Н. И. Надеждин Летописи отечественной литературы Последняя глава «Евгения Онегина». Сочинение александра пушкина Стихотворения Александра Пушкина. Третья часть Стихотворения Виктора Теплякова
Уже текущий год, говоря народною русскою речью, переломился — и вот весь поэтический его приход, который можно отложить в сохранную казну воспоминания! Чудное дело! Неужели скудость поэтической производительности, оплаканная нами при обозрении истекшего года, должна оставаться неотъемлемым уделом нашей бедной словесности? Неужели сладкие надежды, коими украшали мы будущность, суть обманчивые призраки? И немногие страницы нашей слишком тощей библиографии должны ли наполняться одними жалкими, печальными иеремиадами?
К сожалению, по крайней мере на сей раз, жестокий опыт подтверждает, кажется, сии зловещие предчувствия. Из трех книжек, составляющих единственный поэтический плод целых шести месяцев литературной нашей жизни, только одна последняя может собственно назваться новостью. Две первые принадлежат поэту давно известному и заключают в себе стихотворения, также большею частию известные или вполне, или в отрывках. Но не одна количественная, численная так сказать, скудость новых поэтических произведений ужасает нас в итоге истекшего полугода. В самом внутреннем их достоинстве обнаруживается крайняя бедность поэтической жизни, нерадостная для патриотов русской словесности.
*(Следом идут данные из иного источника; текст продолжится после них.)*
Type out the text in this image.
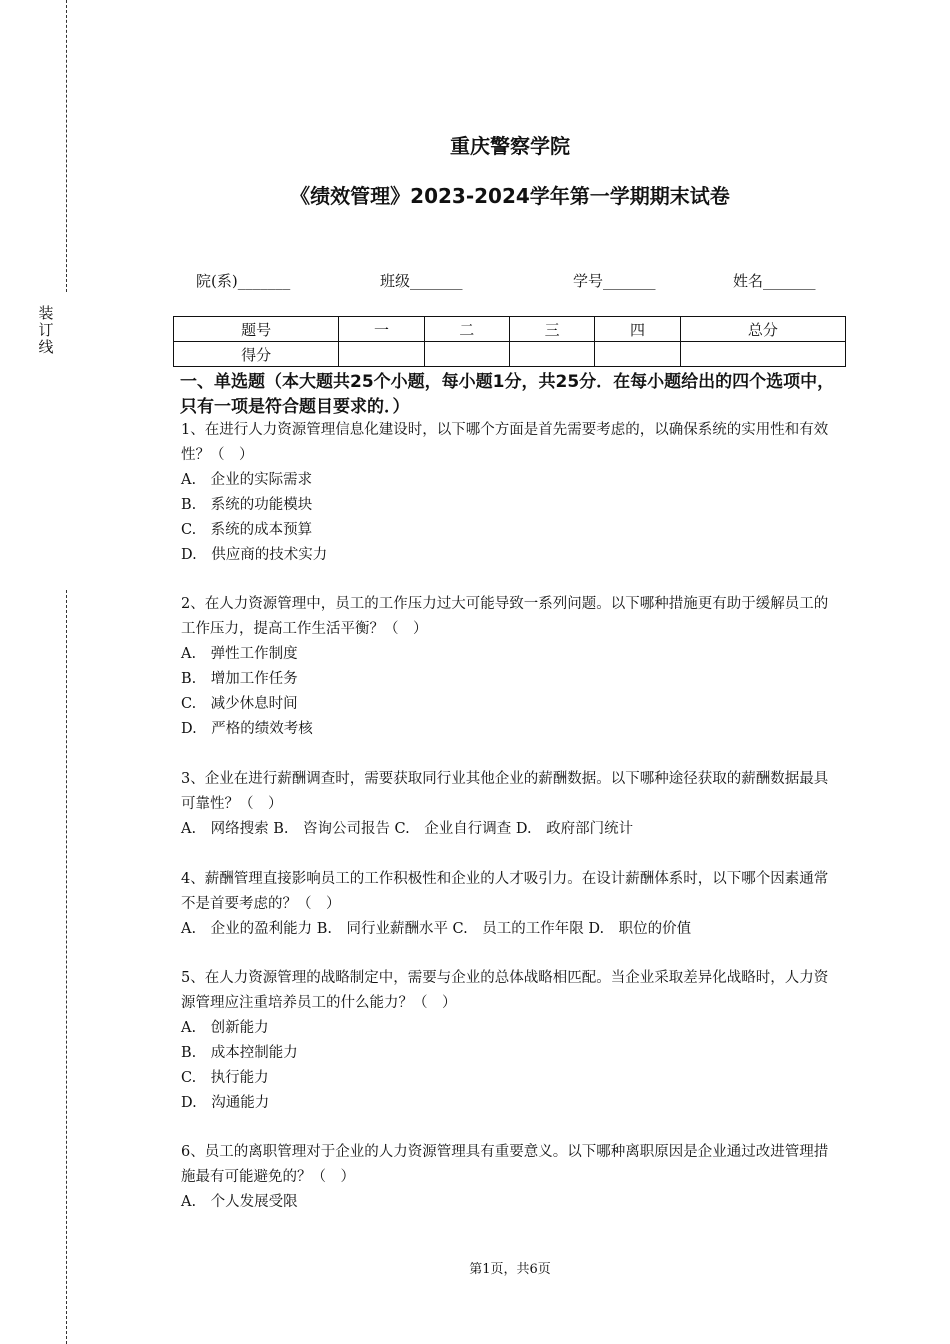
装
订
线
重庆警察学院
《绩效管理》2023-2024学年第一学期期末试卷
院(系)_______	班级_______	学号_______	姓名_______
题号	一	二	三	四	总分
得分					
一、单选题（本大题共25个小题，每小题1分，共25分．在每小题给出的四个选项中，只有一项是符合题目要求的．）
1、在进行人力资源管理信息化建设时，以下哪个方面是首先需要考虑的，以确保系统的实用性和有效性？（　）
A.　企业的实际需求
B.　系统的功能模块
C.　系统的成本预算
D.　供应商的技术实力
2、在人力资源管理中，员工的工作压力过大可能导致一系列问题。以下哪种措施更有助于缓解员工的工作压力，提高工作生活平衡？（　）
A.　弹性工作制度
B.　增加工作任务
C.　减少休息时间
D.　严格的绩效考核
3、企业在进行薪酬调查时，需要获取同行业其他企业的薪酬数据。以下哪种途径获取的薪酬数据最具可靠性？（　）
A.　网络搜索 B.　咨询公司报告 C.　企业自行调查 D.　政府部门统计
4、薪酬管理直接影响员工的工作积极性和企业的人才吸引力。在设计薪酬体系时，以下哪个因素通常不是首要考虑的？（　）
A.　企业的盈利能力 B.　同行业薪酬水平 C.　员工的工作年限 D.　职位的价值
5、在人力资源管理的战略制定中，需要与企业的总体战略相匹配。当企业采取差异化战略时，人力资源管理应注重培养员工的什么能力？（　）
A.　创新能力
B.　成本控制能力
C.　执行能力
D.　沟通能力
6、员工的离职管理对于企业的人力资源管理具有重要意义。以下哪种离职原因是企业通过改进管理措施最有可能避免的？（　）
A.　个人发展受限
第1页，共6页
Было время, когда каждый стих Пушкина считался драгоценным приобретением, новым перлом нашей литературы. Какой общий, почти единодушный восторг приветствовал первые свежие плоды его счастливого таланта! Какие громозвучные рукоплескания встретили «Евгения Онегина» в колыбели! Можно было по всей справедливости применить к юному поэту горделивое изречение Цезаря: пришел, увидел, победил! Все преклонились пред ним до земли; все единогласно поднесли ему венец поэтического бессмертия. Усумниться в преждевременном апофеозе героя считалось литературным святотатством; и несколько последних лет в историй нашей словесности по всем правам можно назвать эпохою Пушкина. Не будем оскорблять минувшее бесполезными истязаниями: что было, то было! Скажем более: имя Пушкина и без прихотливого каприза моды, коей был он любимым временщиком, имело бы все права на почетное место в нашей литературе: энтузиазм, им возбуждаемый, не был совершенно незаслуженный! Но теперь — какая удивительная перемена! Произведения Пушкина являются и проходят почти неприметно. Блистательная жизнь «Евгения Онегина», коего каждая глава, бывало, считалась эпохой, оканчивается почти насильственно, перескоком чрез целую главу, и это не производит никакого движения, не возбуждает никакого участия. Третья часть стихотворений Пушкина, обогащенная обширною сказкою в новом роде, которого гений его еще не испытывал, скромно, почти инкогнито, прокрадывается в газетных объявлениях, наряду с мелкою рухлядью цехового рифмоплетного рукоделья; и (о верх унижения!) между журнальными насекомыми «Северная пчела», ползавшаяся некогда пред любимым поэтом, чтобы поживиться от него хотя росинкой сладкого меду, теперь осмеливается жужжать ему в приветствие, что в последних стихотворениях своих — Пушкин отжил!!!.. Sic transit gloria mundi!..[32]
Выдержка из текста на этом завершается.